Tentando ao menos ser sociável, por um motivo que no momento eu não compreendi, estendi-lhe uma maçã. Era bem vermelha e suculenta. Até mesmo ele não recusaria.

– Quer? – questionei, oferecendo-a. Ele estancou por um instante, pensando, e arrancou o objeto das minhas mãos.

Comemos em silêncio até nos satisfazermos. Agradeci a todos meus patronos por enviarem ajuda.

– Agora, será que podemos ir, Ariella? – Ironizou Leecher com o semblante irritado.

Suspirei.

– Tudo bem.

Antes que um de nós desse o primeiro passo, ouvimos um barulho de galho se quebrando. Nos colocamos a postos.
O vento agitou alguns arbustos, o som de passos se intensificou.

O que seria?

As costas fortes de Leecher tocavam nas minhas, tensas. Olhei para todas as direções, esperando alguém se fazer presente.

Da minha direita, algo surgiu dos arbustos, correndo.

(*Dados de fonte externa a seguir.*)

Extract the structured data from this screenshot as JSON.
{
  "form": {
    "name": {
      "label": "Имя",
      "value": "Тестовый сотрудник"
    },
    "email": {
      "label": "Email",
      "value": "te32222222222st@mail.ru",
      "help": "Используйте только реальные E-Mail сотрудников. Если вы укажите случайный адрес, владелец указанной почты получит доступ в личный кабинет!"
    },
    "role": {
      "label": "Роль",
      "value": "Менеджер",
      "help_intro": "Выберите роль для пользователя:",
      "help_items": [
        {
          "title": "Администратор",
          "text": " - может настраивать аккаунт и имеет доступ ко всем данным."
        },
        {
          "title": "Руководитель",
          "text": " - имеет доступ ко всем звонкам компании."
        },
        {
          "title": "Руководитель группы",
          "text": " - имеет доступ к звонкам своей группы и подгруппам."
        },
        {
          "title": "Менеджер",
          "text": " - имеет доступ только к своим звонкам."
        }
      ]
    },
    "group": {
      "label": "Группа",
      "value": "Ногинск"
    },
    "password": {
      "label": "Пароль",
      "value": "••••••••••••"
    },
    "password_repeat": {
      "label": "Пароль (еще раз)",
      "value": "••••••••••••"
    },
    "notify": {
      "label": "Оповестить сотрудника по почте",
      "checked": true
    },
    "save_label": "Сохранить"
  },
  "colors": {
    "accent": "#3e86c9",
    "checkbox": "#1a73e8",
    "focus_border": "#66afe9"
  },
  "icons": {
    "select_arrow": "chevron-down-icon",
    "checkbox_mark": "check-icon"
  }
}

Nós dois pulamos com a surpresa.

Um pequeno coelho branco.

– Mas o que... – Balbuciou Leecher.

Relaxamos visivelmente ao notar que nosso inimigo era apenas um animalzinho.

Curvei-me para acariciar o pelo macio do coelhinho.

Foi muito rápido.

Galhos se partindo.

Rosnados.

Leecher estava no chão.

Um enorme lobo cinza tentava morder seu rosto.

Fiz a única coisa que poderia. Corri para eles e usei toda minha força para empurrar a criatura longe, percebendo, amedrontada, que havia mais deles e eu estava desarmada.

Os lobos uivaram.

O soldado pôs-se de pé, rosnando como as feras que nos cercavam, pronto para usar as próprias mãos para lutar.

Ele mantinha a pose de líder, rondando com o olhar o perímetro. Cerca de uma dúzia de bestas havia ali. Leecher conseguiu pegar um robusto galho de árvore do chão, que usava para afastá-los.

Novamente, nos postamos um de costas para o outro, automaticamente, como se já soubéssemos o que faríamos. Desesperei-me à procura de algo que utilizar com arma, sem nada a encontrar.

Olhando suas presas, o medo invadia-me de uma forma que poucas vezes eu experimentei. Era nova e desconhecida, de algum jeito. Eu não entendia porquê. Tomava minha alma e aflorava em meu corpo, trazendo angústia e nervosismo.

Nunca enfrentei um perigo assim, e há uma notável diferença entre treinar e enfrentar. Sair-se bem na preparação não significa sair-se bem na realidade. É muito fácil travar de medo hora.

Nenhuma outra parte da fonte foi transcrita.